Strazburg’ta yaptığımız görüşmelerde, Atatürk Orman Çiftliği mücadelesi, kamuoyuna yansıyan kısmının dışında yaşananlar, verilen mücadele sürecinde yaşanılan yoğun baskı hak ihlalleri süreçlerini dinlerken, söylenen ilk söz “cesaretiniz ve kararlılığınız takdire şayan” oldu. Haklı olma hali mücadele başlatmanın en büyük gücü. Mücadelenin sürekliliğini sağlayan maya ise cesaret akıl ve vicdan. Bu mücadelenin yarattığı çarpan etkisi, sizi her yerde bulabilir, mücadelenin toplumla buluşmasına olanak sağlar. Strazburg’ta tramvayda kendi aramızda konuşurken kulak misafiri olan orta yaş üstü birisi dönüp bize “Siz Mimarlar Odası’ndan mısınız, Ankara Mimarlar Odası Başkanı göreve döndü mü?” diye sordu. Hepimiz cevap vermeden şaşkın ve donmuş bir şekilde adama bakınca “Candan hanım siz misiniz? inanmıyorum” sesiyle irkildik. Sonrasında Ankara Strazburg hattında çok kısa bir zaman diliminde, çok uzun bir yürek yoldaşlığı yaşandığına tanık olduk.

Basel’de canlar

Görüşmeleri tamamlayıp Ankara’ya dönüş için Basel’e geçtik.
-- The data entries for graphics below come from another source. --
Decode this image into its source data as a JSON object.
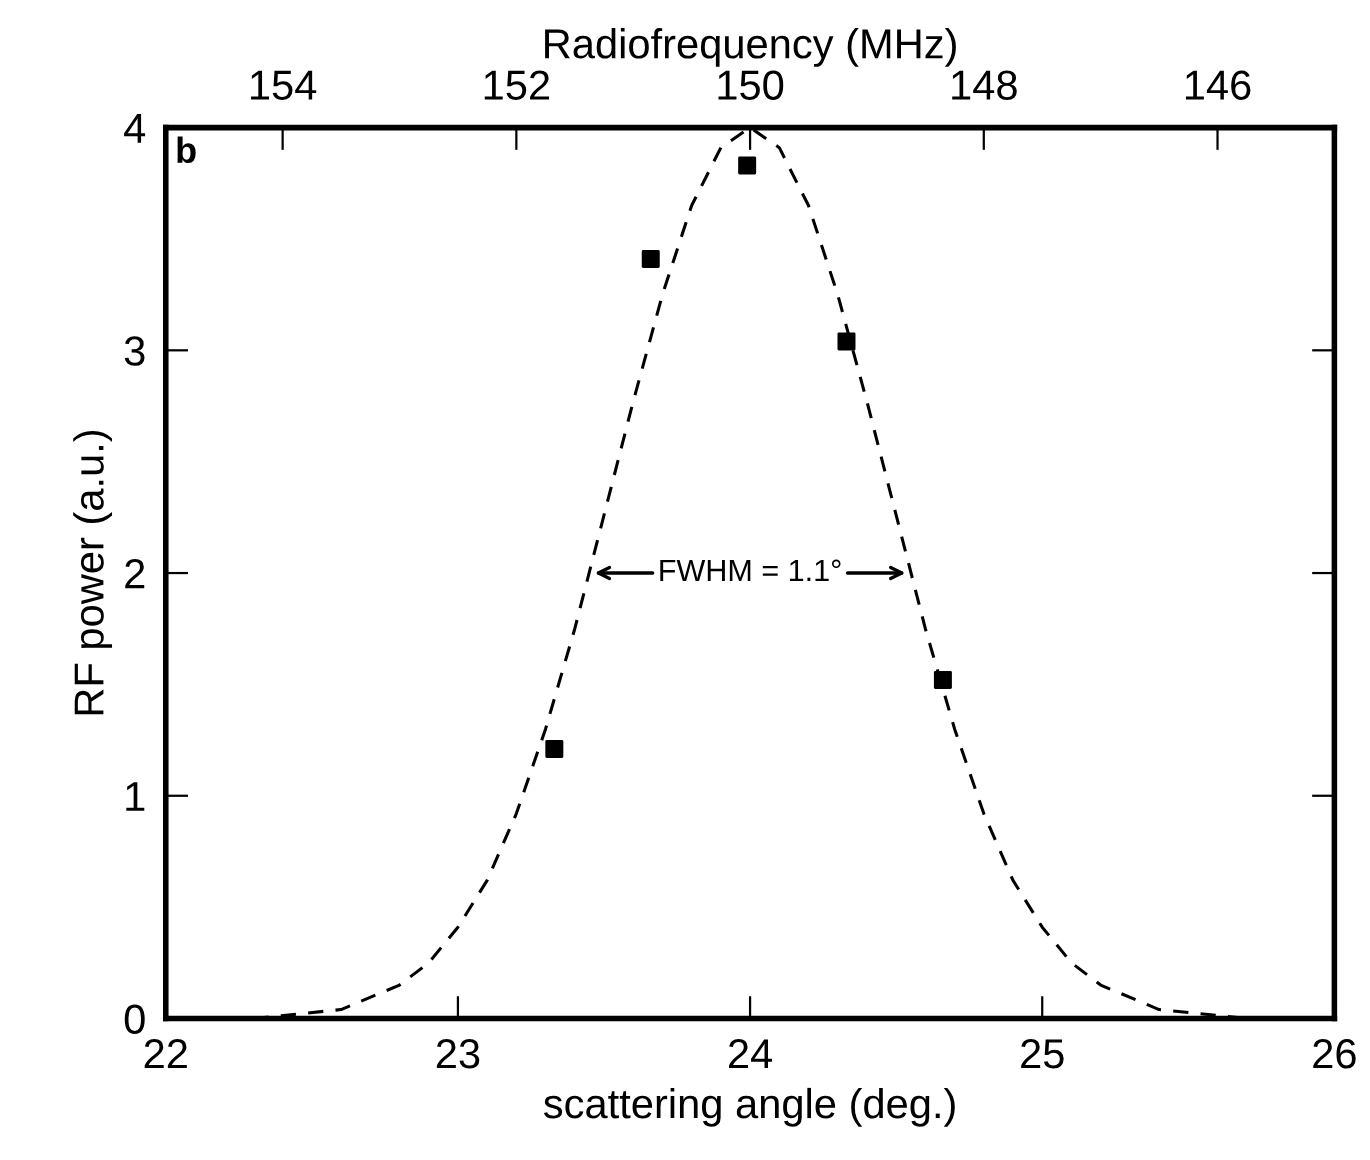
{
  "chart_data": {
    "type": "scatter",
    "xlabel": "scattering angle (deg.)",
    "ylabel": "RF power (a.u.)",
    "x2label": "Radiofrequency (MHz)",
    "xlim": [
      22,
      26
    ],
    "xticks": [
      22,
      23,
      24,
      25,
      26
    ],
    "ylim": [
      0,
      4
    ],
    "yticks": [
      0,
      1,
      2,
      3,
      4
    ],
    "x2lim": [
      155,
      145
    ],
    "x2ticks": [
      154,
      152,
      150,
      148,
      146
    ],
    "grid": false,
    "legend": false,
    "annotations": [
      "b",
      "FWHM = 1.1°"
    ],
    "series": [
      {
        "type": "line",
        "color": "#000000",
        "line_style": "dashed",
        "marker": "none",
        "x": [
          22.3,
          22.6,
          22.8,
          22.9,
          23.0,
          23.1,
          23.2,
          23.3,
          23.4,
          23.5,
          23.6,
          23.7,
          23.8,
          23.9,
          24.0,
          24.1,
          24.2,
          24.3,
          24.4,
          24.5,
          24.6,
          24.7,
          24.8,
          24.9,
          25.0,
          25.1,
          25.2,
          25.4,
          25.7
        ],
        "values": [
          0.0,
          0.04,
          0.15,
          0.25,
          0.41,
          0.62,
          0.92,
          1.3,
          1.75,
          2.26,
          2.77,
          3.25,
          3.65,
          3.91,
          4.0,
          3.91,
          3.65,
          3.25,
          2.77,
          2.26,
          1.75,
          1.3,
          0.92,
          0.62,
          0.41,
          0.25,
          0.15,
          0.04,
          0.0
        ]
      },
      {
        "color": "#000000",
        "marker": "square",
        "x": [
          23.33,
          23.66,
          23.99,
          24.33,
          24.66
        ],
        "values": [
          1.21,
          3.41,
          3.83,
          3.04,
          1.52
        ]
      }
    ]
  }
}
Basel ve Çevresi Alevi Bektaşi Kültür Birliği’nde dört saatlik süren “Türkiye’de Neler Oluyor” söyleşisinde, anladık ki, bizden uzakta da olsalar memleketin her bir kulisini her bir olayını yakından izleyen, yerel seçim sürecindeki adaylaşmaları takip eden yürek atışlarımızı hızlandıran dostlar ve canlar var.
Bu buluşmaların her birinde halkın siyasetin önünde olduğunu görmek önemli bir detay.
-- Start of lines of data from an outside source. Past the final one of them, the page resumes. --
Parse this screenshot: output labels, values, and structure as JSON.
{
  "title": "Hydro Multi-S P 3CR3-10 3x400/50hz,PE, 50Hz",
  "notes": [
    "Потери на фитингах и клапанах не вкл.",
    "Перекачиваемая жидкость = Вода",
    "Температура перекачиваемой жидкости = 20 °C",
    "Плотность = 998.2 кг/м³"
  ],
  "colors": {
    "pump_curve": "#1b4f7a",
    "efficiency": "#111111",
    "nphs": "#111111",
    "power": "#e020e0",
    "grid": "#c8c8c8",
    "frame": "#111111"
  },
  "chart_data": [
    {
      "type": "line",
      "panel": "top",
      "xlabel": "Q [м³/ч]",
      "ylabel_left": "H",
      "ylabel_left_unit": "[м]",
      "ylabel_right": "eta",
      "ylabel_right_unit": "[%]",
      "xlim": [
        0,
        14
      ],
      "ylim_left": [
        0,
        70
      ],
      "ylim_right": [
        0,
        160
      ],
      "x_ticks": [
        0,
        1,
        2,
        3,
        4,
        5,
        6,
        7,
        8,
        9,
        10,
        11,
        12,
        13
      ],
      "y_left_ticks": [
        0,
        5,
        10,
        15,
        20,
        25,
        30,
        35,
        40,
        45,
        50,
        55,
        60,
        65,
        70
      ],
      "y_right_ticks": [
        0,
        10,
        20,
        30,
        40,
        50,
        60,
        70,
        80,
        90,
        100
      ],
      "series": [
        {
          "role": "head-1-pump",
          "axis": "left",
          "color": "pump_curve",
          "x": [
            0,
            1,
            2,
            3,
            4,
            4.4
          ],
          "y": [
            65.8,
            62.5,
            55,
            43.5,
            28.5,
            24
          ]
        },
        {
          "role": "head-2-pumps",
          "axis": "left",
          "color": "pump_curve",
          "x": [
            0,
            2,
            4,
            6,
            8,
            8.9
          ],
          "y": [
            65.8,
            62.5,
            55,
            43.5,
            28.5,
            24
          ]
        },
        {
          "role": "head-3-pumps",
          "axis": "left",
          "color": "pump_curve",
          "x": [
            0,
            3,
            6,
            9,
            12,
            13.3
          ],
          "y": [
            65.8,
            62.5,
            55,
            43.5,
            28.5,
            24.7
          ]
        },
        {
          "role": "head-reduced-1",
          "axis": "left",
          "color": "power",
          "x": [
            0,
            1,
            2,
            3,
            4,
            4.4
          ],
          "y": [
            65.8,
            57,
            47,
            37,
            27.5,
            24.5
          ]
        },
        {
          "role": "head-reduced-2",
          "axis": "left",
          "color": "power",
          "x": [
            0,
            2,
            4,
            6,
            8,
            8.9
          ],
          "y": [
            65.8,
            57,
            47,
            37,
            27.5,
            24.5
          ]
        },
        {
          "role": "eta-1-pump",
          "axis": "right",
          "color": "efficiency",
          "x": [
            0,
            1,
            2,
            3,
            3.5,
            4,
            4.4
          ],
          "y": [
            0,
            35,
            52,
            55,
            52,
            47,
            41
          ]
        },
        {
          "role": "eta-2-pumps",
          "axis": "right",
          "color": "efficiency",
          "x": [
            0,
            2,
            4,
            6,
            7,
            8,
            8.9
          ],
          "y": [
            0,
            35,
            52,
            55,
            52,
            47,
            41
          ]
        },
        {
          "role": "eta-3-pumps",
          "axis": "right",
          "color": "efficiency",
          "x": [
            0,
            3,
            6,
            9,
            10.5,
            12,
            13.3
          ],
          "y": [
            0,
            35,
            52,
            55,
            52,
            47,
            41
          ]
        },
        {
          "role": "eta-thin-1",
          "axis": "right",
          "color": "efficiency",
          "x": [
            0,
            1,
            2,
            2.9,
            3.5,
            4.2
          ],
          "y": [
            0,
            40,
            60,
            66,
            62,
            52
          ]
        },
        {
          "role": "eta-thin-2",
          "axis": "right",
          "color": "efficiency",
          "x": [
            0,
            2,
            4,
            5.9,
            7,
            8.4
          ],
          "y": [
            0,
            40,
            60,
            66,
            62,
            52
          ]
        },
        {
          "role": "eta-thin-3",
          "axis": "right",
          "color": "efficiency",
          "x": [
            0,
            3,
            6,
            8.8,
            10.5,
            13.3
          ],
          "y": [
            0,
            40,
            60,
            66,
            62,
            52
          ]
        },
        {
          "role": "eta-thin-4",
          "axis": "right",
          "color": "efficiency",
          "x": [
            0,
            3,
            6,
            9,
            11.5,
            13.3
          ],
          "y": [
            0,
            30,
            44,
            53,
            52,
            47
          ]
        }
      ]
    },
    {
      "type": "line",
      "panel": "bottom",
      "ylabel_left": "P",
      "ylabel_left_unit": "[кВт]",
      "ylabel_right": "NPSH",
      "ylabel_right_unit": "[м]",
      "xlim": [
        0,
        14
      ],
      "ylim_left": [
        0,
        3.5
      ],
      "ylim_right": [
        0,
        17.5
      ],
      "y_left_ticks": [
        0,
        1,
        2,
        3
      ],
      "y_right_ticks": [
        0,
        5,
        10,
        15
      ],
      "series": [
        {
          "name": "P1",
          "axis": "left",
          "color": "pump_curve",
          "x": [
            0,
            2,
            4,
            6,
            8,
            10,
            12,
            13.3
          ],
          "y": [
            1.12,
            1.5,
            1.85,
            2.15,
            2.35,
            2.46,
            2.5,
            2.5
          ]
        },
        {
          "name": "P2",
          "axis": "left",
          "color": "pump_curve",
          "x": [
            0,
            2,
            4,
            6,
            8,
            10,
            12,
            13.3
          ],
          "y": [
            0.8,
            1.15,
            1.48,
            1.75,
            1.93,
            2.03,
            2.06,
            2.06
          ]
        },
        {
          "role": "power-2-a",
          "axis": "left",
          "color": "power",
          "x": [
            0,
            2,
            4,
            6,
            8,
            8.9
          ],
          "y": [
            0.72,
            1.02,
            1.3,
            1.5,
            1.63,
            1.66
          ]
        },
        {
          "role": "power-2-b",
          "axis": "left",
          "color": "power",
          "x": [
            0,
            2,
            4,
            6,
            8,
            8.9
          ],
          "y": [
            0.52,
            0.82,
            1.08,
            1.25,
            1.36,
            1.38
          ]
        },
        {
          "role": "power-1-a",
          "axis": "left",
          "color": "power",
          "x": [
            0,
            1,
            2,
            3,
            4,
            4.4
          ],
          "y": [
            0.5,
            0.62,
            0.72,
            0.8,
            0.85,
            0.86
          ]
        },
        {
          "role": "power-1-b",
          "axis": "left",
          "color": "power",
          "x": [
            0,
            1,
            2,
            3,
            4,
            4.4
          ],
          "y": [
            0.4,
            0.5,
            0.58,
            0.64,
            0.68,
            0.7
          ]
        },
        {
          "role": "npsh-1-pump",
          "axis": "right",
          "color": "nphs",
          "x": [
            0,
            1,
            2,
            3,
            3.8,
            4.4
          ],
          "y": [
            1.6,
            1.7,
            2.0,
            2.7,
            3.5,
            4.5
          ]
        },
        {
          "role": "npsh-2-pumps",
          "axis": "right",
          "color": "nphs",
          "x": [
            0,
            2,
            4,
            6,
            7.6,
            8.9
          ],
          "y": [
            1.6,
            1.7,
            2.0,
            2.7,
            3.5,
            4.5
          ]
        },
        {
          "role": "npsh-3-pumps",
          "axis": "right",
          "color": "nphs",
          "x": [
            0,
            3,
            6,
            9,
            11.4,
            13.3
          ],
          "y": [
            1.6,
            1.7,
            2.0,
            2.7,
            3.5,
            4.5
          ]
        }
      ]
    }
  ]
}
whatsapp-image-2024-01-14-at-14-43-29.jpeg

Schiesser

Basel’e gitmişken 1870 yılından bu yan aynı yerde bütün özgünlüğü ile hizmet veren Schiesser’e uğramadan dönmek olmazdı. Bünyesinde şekerleme çikolata fabrikası ve fırın bulunan İsviçre’nin en eski kahvehanesi olan Schiesser Basel’in pazar meydanında, yani kalbindedir. Belediye binasının hemen karşısında olan bu kahvehane yıllar boyu siyasetin konuşulduğu, siyasetçilerin vatandaşların buluştuğu önemli bir sosyal mekan. Alt katta bulunan şekerleme ve çikolata satış dükkanının içerisinden geçip, birinci kattaki çay salonunda ahşap masa ve sandalyelerde yer bulabilirseniz eğer, bir fincan kahve ve elmalı tart eşliğinde, 154 yıllık tarihe yolculuk yapabilir, meydanın telaşına tatlı bir bakış atabilirisiniz. Kentin belleğini taşıyan bu mekânın ağırlığı yüreğimizi hafifletiyor.

whatsapp-image-2024-01-14-at-14-15-30-1.jpeg

O yüzden gittiğim her yer de, mekanda belleğin izini sürmek o tarihselliğin bir parçası olmak vazgeçilmezim. Yaşadığımız kentin varlık değerini, bellek değerini korumak içinde sebebimiz. Mekân öyle bir şey işte. Güçlü değer veren geleceğe taşıyan, attığınız her adımda, aldığınız her nefeste sizi içine alan, tarih dersini, dönemin siyasal ekonomik sosyal sürecini hatırlatan, benliğinizi özgürleştiren tarifsiz varlık. O varlık değerlerimizin korunması ve gelecek kuşaklara aktarılması için fizana bile gideriz.